La liste de ces noms est longue. Elle pourrait l'être encore plus. Ennuyeuse? Il n'y a rien d'ennuyeux dans cette exposition en trois parties, car Picasso s'amuse en réfléchissant à l'art, il lui tend son miroir, il joue, et nous distrait comme un magicien. Il nous rend subitement aimables tous ces tableaux historiques qui peuvent paraître bien loin du spectacle visuel qui nous entoure aujourd'hui. Imaginez Picasso enfant. A 15 ans, il sait tout faire. Son père, qui est professeur de dessin, l'a engagé dans la peinture. Très vite il s'aperçoit que son fils est doué, très doué, qu'il est dépassé, que le bonhomme lui échappe, et va d'ailleurs s'encanailler dans les tavernes. A 15 ans, Picasso sait dessiner comme les artistes de la Renaissance (plusieurs feuilles en témoignent au début de l'exposition du Grand Palais). A 20 ans il a déjà exécuté des portraits et des autoportraits dans le style de Velasquez ou de Goya. Bientôt, il passera par Gauguin, Cézanne et d'autres.

Quand on a le crayon maladroit, un don pareil semble un cadeau tombé du ciel, un champ infini de possibilités. En fait, l'embarras du choix est une malédiction. Picasso déprime, il ne sait par où commencer. Il hésite, passe d'un style à l'autre: portraits sombres de la période bleue, saltimbanques de la période rose. Il lui faudra sauter par-dessus ses propres dons pour pouvoir continuer à peindre, casser la baraque, réinventer la peinture. Imaginez un jeune homme pour qui le monde se résume à l'art et aux artistes, à la famille, aux bistrots, aux femmes bien sûr, qui vont l'accompagner d'un bout à l'autre pour le meilleur et pour le pire. Chez Picasso, le monde est proche, il est comme un tableau, comme ses tableaux.
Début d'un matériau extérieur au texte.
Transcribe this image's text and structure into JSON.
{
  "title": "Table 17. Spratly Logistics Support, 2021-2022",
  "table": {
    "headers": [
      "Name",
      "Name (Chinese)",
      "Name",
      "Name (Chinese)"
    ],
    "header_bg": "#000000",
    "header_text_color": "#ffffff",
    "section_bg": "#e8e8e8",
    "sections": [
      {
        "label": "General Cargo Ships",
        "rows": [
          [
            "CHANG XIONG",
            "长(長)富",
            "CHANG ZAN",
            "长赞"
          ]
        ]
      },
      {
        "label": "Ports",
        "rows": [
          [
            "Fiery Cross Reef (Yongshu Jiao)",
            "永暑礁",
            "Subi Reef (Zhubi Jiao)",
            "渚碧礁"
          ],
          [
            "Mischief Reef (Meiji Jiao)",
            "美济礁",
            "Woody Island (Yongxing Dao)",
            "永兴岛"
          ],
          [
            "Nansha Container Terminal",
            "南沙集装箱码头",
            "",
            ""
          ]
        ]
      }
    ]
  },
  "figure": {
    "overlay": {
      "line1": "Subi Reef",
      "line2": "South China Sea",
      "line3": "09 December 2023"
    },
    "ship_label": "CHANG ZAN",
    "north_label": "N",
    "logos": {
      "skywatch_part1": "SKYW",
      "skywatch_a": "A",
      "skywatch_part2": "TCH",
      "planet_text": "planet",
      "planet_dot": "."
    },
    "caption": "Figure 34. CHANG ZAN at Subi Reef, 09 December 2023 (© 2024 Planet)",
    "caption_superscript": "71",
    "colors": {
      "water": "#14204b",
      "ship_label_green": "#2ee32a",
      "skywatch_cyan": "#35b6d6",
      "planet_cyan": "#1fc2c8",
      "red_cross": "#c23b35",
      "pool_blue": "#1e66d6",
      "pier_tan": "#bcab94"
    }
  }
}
Picasso a le nez dessus et sans cesse les images des autres artistes l'accompagnent. Il se débat, il se battra avec elles, toute sa vie, bataille d'admiration, mais aussi de libération. Car la peinture est son monde. Il voit tout depuis la peinture, l'amour, les femmes, la politique. Il est peinture. Qui sait, le dernier dans son genre. L'exposition du Grand Palais raconte l'histoire de cet homme et des autres hommes qui étaient ses compagnons de destin, même s'ils étaient morts bien avant sa naissance. La tradition est en lui, aussi bien quand il l'embrasse que quand il s'en débarrasse à grands coups de pinceau furieux.